Piston Cloud has made the tough private cloud decisions for you

Experts at the company have built big private clouds and know what to put in, what to leave out. One hint: Don't use blade servers

Joshua McKenty, co-founder and chief executive officer of Piston Cloud, what he calls The Enterprise OpenStack Company, was in on the ground floor of OpenStack's creation, working as he was on the Anso Labs team at NASA to build a compute cloud on top of open source platform Eucalyptus. The team eventually gave up on that and wrote Nova, which NASA uses today to power its Nebula Cloud environment, and Nova was ultimately contributed to the OpenStack project, which it formed with Rackspace. McKenty left NASA after Anso was acquired by Rackspace in 2010, and formed Piston Cloud in 2011 with co-founders Gretchen Curtis (also of NASA) and Christopher MacGown of Rackspace. Network World Editor in Chief John Dix recently caught up with McKenty for a deep dive on why OpenStack matters and where Piston Cloud fits in.

When OpenStack launched and vendors started joining in, most of the development focus was on what service providers needed to operate at scale, and not what enterprise needed as far as security, regulatory compliance, ease of use and performance. So we kicked off Piston Cloud with a focus on making an OpenStack distribution specifically geared toward enterprise, and solving some of the really hard security problems. Our first product is Piston Enterprise OS, and it's essentially a very opinionated distribution of OpenStack that addresses the issues around making it easy to build a private cloud environment that meets regulatory requirements.


OpenStack supports six different hypervisors and five network models and three different ways you can configure the storage backend. So there are a vast number of configurations of OpenStack that don't work at all. And there are a number of features that are only available given specific configurations.

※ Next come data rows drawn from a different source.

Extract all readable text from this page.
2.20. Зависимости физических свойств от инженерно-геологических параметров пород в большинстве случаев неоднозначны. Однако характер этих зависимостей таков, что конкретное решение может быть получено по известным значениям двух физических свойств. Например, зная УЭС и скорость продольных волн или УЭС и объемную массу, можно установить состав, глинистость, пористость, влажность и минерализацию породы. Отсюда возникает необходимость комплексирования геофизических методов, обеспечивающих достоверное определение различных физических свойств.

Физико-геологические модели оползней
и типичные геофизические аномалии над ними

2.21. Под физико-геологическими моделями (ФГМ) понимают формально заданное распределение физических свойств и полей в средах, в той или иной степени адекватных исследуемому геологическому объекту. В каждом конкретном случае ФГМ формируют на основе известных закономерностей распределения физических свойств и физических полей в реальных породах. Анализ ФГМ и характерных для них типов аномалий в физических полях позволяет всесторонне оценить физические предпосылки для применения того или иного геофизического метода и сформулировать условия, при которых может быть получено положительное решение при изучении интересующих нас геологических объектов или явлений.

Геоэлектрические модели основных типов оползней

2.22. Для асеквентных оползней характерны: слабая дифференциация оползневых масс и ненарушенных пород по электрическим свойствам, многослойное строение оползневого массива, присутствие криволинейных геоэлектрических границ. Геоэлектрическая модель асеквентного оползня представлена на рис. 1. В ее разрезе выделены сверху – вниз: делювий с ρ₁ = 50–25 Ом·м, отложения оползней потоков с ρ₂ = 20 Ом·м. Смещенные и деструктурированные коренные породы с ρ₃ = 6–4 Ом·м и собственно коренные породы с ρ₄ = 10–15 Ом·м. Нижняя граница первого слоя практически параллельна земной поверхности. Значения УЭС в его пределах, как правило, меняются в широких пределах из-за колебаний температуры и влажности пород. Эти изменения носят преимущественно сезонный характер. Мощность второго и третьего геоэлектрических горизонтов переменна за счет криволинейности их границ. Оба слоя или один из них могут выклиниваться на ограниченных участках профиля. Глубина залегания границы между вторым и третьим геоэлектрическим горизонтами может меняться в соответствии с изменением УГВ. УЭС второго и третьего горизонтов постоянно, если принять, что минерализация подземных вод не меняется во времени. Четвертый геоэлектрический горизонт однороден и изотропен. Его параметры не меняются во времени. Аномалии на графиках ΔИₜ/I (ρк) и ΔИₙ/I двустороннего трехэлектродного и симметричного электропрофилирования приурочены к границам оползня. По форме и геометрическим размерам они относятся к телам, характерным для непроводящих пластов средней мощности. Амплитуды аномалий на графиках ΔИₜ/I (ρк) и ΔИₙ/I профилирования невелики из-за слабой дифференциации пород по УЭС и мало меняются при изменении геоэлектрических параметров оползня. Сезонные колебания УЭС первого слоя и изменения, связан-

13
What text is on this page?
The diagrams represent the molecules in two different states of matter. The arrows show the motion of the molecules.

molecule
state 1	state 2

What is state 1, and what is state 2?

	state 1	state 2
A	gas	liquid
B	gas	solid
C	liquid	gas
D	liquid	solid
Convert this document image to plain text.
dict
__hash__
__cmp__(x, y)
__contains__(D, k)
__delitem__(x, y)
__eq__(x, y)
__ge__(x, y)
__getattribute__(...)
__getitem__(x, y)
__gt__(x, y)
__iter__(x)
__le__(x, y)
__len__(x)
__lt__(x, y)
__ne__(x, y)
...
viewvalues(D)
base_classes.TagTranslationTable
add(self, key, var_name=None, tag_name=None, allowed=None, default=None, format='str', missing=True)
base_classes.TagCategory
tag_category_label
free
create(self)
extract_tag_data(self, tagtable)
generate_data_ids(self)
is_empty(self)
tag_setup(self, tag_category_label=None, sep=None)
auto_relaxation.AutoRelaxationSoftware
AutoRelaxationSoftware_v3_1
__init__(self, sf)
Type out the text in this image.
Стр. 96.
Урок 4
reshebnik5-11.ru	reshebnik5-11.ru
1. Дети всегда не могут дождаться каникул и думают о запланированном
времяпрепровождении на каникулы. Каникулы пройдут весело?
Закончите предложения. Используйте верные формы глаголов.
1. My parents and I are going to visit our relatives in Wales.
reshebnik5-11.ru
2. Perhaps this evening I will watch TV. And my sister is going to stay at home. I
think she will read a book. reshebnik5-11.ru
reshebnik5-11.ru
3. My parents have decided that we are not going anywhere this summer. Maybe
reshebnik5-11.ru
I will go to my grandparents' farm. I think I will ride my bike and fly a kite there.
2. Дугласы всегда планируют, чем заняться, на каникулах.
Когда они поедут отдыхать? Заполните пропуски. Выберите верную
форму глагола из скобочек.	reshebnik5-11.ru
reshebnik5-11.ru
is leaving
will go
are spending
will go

Consider live migration, a feature everybody wants. How do I move a running VM from one server to another? It works really well with OpenStack but only if you are using the right hypervisor on the right shared storage backend with the right network configuration and a little bit of sophisticated understanding of your underlying hardware configuration. Look at Red Hat. Linux itself supports a number of different hypervisors. Red Hat supports one. So the distribution is the opinionated version of the software that is fit for a specific use case.

We only support one hypervisor. We only support one network model. We only support one method of storage. And we support that really, really well. So we can guarantee benchmarks on performance given a certain set of hardware because we're only supporting a configuration we know can achieve the optimal performance for a given use case.